Diagnosis of emphysema in patients with chronic bronchitis: a new approach.

Aerosol-derived airway morphometry (ADAM) and aerosol bolus dispersion (D) are altered in patients or animal models with lung emphysema. This study was performed to examine the sensitivity and specificity of ADAM and D in the detection of emphysema in vivo compared with conventional lung function parameters. The study comprised patients with chronic obstructive bronchitis (COB) without emphysema (group COB; n=19, age 56+/-8 yrs, forced expiratory volume in one second (FEV1)/vital capacity (VC) 66+/-12% predicted) and patients with chronic bronchitis with high-resolution computed tomography-confirmed emphysema (group COB-E; n=20), age 65+/-7 yrs, FEV1/VC 44+/-16% pred). Using monodisperse aerosol particles ADAM assessed the calibres of peripheral airspaces, while D measured convective gas mixing. Among all lung function parameters, ADAM and D showed the highest sensitivity and specificity for separating patients with COB from those with COB-E (area under the receiver operating characteristics curve (pROC) 0.99 and 1.0, respectively). In patients with COB aerosol parameters did not differ from those found in the control group, whereas patients with COB-E exhibited a two-fold increase in peripheral airspace dimensions compared with subjects with COB (0.86+/-0.07 versus 0.37+/-0.02 mm, p=0.0001) and an increase in D by >50% (541+/-74 versus 345+/-42 cm3, p=0.0001). In conclusion, aerosol-derived airway morphometry and aerosol bolus dispersion are powerful tools in the differential diagnosis of chronic obstructive pulmonary disease.

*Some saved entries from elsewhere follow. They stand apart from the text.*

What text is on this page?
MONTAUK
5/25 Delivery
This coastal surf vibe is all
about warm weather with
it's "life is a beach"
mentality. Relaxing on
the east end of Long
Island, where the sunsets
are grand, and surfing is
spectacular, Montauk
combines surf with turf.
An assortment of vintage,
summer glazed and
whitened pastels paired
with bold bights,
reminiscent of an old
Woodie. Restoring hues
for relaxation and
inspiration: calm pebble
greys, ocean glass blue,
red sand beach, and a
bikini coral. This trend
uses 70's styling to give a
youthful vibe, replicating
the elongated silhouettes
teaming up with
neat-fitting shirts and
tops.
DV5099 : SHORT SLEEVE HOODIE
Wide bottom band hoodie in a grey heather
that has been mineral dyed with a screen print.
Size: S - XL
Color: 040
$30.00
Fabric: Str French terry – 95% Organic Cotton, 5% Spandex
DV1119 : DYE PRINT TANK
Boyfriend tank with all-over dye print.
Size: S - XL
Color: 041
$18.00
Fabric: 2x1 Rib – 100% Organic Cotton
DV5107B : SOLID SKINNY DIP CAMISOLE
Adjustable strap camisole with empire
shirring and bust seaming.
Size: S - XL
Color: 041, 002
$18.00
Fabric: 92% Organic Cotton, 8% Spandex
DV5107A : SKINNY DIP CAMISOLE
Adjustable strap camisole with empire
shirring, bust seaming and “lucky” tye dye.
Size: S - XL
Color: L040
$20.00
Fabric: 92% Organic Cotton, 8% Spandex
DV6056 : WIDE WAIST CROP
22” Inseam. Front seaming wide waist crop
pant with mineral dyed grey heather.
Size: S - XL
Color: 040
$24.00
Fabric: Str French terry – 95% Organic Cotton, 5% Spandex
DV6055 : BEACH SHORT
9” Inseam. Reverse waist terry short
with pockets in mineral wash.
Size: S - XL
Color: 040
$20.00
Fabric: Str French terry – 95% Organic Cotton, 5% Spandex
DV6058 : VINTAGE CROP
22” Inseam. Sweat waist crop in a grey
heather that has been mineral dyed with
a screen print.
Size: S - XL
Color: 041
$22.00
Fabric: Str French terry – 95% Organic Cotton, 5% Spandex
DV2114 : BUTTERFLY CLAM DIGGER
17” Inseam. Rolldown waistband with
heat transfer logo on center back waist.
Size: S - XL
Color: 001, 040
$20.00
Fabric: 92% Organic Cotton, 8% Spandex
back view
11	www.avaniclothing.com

Accuracy and resolution power of aerosol-derived airway morphometry in a simple lung model.

Aerosol-derived airway morphometry (ADAM) uses sedimentational deposition of monodisperse aerosol particles during breathhold to estimate intrapulmonary air-space dimensions. To determine the accuracy and resolution power of this technique a simple physical lung model comprised of uniform glass beads was investigated. Using the chordlength model, aerosol recovery from this porous medium was calculated by computer simulation of the geometrical structure of air-spaces between glass beads. The results of this calculation were then compared with experimental data: Calculated and measured air-space dimensions differ less than 2% for particles with diameters above about 1 micron. The measured air-space dimension can be described geometrically by the mean chordlength of the porous medium. To estimate the resolution power of ADAM, a defined change in air-space dimensions represented by a horizontal air slit was introduced into the porous medium. This air slit induces a marked increase of measured air-space dimensions. The volumetric width of this increase is the higher the deeper the slit is situated within the medium. Intercomparison of these data with the results of aerosol bolus dispersion measurements suggests that the resolution power of ADAM is decreased by the same mechanisms that increase dispersion of aerosol boluses, demonstrating the close relationship between both methods.